La lucha interna que vivió en su cabeza fue tal, que a día de hoy sigue pensando cómo decírselo a su madre. Cómo llegar donde esa mujer y explicarle que ya no. Que ya no va a seguir sintiéndose culpable, que ya no va a seguir practicando algo en lo que ya no cree. Que su dios es suyo, y tratará con él de la manera que él quiera. Que el hijo que viene en camino podrá decidir, que no va a ser circuncidado como él nada más nacer y que podrá ser quien elija algo tan personal como en quién creer.
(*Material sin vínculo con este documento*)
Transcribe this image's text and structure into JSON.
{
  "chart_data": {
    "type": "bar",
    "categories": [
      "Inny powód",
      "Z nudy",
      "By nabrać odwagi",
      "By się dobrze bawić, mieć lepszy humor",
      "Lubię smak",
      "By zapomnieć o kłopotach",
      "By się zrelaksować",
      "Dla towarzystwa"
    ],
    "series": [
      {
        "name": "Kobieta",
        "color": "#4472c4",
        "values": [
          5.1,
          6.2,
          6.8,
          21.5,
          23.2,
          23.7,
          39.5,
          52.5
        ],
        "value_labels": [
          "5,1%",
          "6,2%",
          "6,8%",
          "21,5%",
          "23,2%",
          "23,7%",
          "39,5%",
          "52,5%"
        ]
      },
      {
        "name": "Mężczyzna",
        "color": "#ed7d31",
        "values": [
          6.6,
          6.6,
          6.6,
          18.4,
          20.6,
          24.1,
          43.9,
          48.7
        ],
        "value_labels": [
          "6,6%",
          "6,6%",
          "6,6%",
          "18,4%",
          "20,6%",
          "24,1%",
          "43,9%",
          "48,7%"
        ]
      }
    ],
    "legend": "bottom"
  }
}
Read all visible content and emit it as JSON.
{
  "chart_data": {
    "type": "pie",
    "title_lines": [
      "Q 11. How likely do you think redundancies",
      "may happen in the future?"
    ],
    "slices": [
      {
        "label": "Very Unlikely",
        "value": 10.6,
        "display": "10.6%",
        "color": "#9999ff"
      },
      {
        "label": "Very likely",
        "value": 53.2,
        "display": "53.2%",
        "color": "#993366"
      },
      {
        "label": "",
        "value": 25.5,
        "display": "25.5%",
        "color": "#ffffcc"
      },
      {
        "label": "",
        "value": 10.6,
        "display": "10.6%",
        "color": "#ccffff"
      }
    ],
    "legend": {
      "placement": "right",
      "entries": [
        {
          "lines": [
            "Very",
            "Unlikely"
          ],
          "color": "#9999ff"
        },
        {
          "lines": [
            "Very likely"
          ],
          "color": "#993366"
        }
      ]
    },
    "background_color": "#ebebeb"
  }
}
La madre de Amir sigue caminando sin mirar atrás, como el día que lo dejó en el colegio, porque si lo hace, si se da la vuelta, pensará que la culpa ha sido suya, por haber traído a sus hijos a España, y si se gira un poco más, podría incluso pensar que para ver 360 grados le sobra el pañuelo tanto como a los compañeros de sus hijos el credo recitado con seis años.